A. H. Weiler of The New York Times called it "a departure from the hackneyed bloody norm. ... professionally directed, opulently staged and sexy to boot".

The Monthly Film Bulletin declared, "Rather below par, even by recent Hammer standards, this involves the customary heavy breathing, lusty fangs and tolerably luxurious sets, with the innovation of an exposed nipple or two to support the lesbian angle."

Dave Kehr wrote a favourable retrospective review for the Chicago Reader, writing that the film "resulted from the last significant surge of creative energy at Britain's Hammer Films, which thereafter descended into abject self-parody". Film critic Leonard Maltin gave the film a passing grade of two-and-a-half stars, calling it a "[r]ather erotic Hammer chiller".

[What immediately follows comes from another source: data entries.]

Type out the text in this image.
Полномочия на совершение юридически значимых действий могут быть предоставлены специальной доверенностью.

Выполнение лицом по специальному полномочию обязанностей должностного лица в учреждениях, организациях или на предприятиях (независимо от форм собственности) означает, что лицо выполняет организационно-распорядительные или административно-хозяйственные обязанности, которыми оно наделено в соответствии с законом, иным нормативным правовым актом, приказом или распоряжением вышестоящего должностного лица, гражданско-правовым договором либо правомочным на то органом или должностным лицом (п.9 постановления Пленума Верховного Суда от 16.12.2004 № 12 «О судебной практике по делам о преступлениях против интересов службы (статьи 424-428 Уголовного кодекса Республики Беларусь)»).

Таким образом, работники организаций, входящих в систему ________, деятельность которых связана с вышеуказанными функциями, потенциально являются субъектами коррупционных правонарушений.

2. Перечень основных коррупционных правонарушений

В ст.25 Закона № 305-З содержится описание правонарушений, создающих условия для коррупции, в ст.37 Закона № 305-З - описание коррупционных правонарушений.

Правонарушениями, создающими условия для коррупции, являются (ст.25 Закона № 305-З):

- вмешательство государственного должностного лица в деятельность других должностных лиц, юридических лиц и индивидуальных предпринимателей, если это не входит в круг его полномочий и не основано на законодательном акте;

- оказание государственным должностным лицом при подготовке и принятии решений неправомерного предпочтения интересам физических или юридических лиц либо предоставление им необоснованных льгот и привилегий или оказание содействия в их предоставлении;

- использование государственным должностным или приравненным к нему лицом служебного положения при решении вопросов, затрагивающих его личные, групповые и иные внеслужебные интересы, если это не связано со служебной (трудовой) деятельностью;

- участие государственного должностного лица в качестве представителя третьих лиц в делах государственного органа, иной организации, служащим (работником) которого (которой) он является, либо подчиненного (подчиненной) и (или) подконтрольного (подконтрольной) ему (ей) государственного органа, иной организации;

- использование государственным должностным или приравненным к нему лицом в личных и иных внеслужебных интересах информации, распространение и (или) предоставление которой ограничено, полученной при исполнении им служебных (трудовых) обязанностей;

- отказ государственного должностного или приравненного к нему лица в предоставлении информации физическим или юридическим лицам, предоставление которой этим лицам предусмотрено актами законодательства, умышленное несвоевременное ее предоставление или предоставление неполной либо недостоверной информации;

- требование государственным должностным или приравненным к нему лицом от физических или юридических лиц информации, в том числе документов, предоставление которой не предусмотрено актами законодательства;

Filmink called it "a hugely entertaining movie, led by Pitt’s balls-to-the-wall performance... managing to be attractive, scary, and emphatic. It remains among the most iconic performance – if not the most iconic performance – by a female in Hammer horror."

Donald Guarisco of AllMovie wrote, "This Hammer Films production isn't their finest moment but its easy to understand why it has become an enduring cult favorite with horror fans: The Vampire Lovers pushes the 'bloodshed & bosoms' formula of the Hammer hits to its limit". On the review aggregator website Rotten Tomatoes, the film holds an approval rating of 76% based on 17 reviews, with an average rating of 5.8/10.